The speed needs to be controlled with competitors on either side and unstable conditions. Speed is so important that sometimes it creates insane scenarios.
"Sitting in the start gate, looking down the line the gate drops," said U.S. Snowboarder Nate Holland. "Sometimes it goes really smoothed and controlled and sometimes it's just utter chaos."
These riders have to be very smart about where they take the corners and maximize their speed lines.
"The biggest and most common thing for a start is to have some kind of feature that's going to separate all of the competitors right away," said freestyle skier John Teller.
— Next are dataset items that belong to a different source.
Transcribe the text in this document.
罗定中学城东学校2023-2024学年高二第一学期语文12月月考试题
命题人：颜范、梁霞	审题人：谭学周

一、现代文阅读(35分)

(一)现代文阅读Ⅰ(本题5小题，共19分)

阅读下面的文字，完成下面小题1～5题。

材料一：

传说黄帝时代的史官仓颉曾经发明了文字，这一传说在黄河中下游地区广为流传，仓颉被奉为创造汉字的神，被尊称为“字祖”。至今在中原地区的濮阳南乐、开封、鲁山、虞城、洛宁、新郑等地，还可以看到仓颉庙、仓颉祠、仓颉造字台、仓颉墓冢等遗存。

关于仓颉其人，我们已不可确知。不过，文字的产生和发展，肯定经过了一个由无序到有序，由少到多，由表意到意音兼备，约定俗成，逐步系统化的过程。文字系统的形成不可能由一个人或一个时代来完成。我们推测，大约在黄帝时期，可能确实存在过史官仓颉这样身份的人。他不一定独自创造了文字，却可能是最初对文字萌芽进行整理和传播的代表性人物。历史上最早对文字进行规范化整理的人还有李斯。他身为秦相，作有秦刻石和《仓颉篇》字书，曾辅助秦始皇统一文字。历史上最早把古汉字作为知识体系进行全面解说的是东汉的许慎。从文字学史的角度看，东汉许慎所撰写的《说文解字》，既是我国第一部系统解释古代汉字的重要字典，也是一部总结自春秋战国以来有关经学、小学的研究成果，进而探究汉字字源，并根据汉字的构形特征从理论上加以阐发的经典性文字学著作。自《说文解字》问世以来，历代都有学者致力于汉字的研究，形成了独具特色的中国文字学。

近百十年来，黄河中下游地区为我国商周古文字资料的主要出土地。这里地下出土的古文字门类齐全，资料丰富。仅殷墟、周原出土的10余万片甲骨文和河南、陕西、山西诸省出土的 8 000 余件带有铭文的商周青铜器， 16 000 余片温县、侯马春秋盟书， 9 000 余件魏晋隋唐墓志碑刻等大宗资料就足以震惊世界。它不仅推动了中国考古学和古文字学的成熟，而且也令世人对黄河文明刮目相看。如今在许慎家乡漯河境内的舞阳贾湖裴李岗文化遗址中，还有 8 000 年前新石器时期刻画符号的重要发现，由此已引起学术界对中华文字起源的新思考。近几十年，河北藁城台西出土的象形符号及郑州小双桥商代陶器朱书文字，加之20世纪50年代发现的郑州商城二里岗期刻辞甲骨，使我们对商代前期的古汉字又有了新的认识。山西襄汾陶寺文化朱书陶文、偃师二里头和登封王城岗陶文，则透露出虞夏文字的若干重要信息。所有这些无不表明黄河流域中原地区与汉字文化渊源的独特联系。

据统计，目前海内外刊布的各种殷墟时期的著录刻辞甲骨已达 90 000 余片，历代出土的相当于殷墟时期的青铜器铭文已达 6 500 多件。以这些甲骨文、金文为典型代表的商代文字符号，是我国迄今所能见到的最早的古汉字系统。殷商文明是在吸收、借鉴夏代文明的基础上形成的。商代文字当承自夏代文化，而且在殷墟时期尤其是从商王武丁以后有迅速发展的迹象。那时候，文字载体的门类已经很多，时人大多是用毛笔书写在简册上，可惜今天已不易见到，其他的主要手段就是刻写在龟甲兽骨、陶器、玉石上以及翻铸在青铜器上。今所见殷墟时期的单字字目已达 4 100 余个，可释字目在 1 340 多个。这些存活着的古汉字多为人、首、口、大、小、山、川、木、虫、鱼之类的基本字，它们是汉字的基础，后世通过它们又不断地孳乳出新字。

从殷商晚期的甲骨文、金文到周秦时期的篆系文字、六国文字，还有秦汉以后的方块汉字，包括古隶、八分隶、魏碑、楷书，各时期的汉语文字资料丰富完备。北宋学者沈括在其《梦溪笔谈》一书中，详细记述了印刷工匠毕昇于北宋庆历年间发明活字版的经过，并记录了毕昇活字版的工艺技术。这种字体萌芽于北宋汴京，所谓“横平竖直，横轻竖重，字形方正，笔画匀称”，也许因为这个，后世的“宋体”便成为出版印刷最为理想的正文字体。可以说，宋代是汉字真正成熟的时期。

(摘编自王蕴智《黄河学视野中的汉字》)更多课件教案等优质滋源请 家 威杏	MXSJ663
It's different all the time, in order to keep the participants on their toes, so to speak.
"They put a million jumps, a million rollers in front of us," Holland said. "You're trying to get over this feature as soon as possible, and some guys wrecking off to your left. And another guy's nipping at your heels on your right. When you're looking at a big, 70-foot jump, you're hitting this thing at 50, 60 miles an hour, you're gonna catch air. A rule of thumb is to get out of the air. The air is slow. The snow is fast."
Big air is not what you want to see. You want to keep that board on the ground so you can run fast.
"Get in your tuck," said Alpine skiier Steve Nyman. "Get in the most aerodynamic position you can and search for the maximum amount of speed while sliding down a sheet of ice.
"If you are going off a jump and you're actually flying far," Nyman said. "You are covering more distance on the course and uh, you're killing time."
There is a science to all of it and sometimes it isn't a feeling on the snow, but it comes from a different sense.
"You want to land really soft," Holland said. "You want to barely even hear your landing."
Land very, very smooth by keeping the board on the ground.
"Sochi is going to be a chess match," Holland said. "There's a lot of different features. Lots of big air. Lots of scraped sections. And I think it's a great course."
However, there are no excuses. Every person riding this snow and ice will be doing it on the same field, and so it comes down to speed.
"It's all about time in our event. It's not about style or judges," Nyman said. "It's all about the clock. The clock doesn't lie."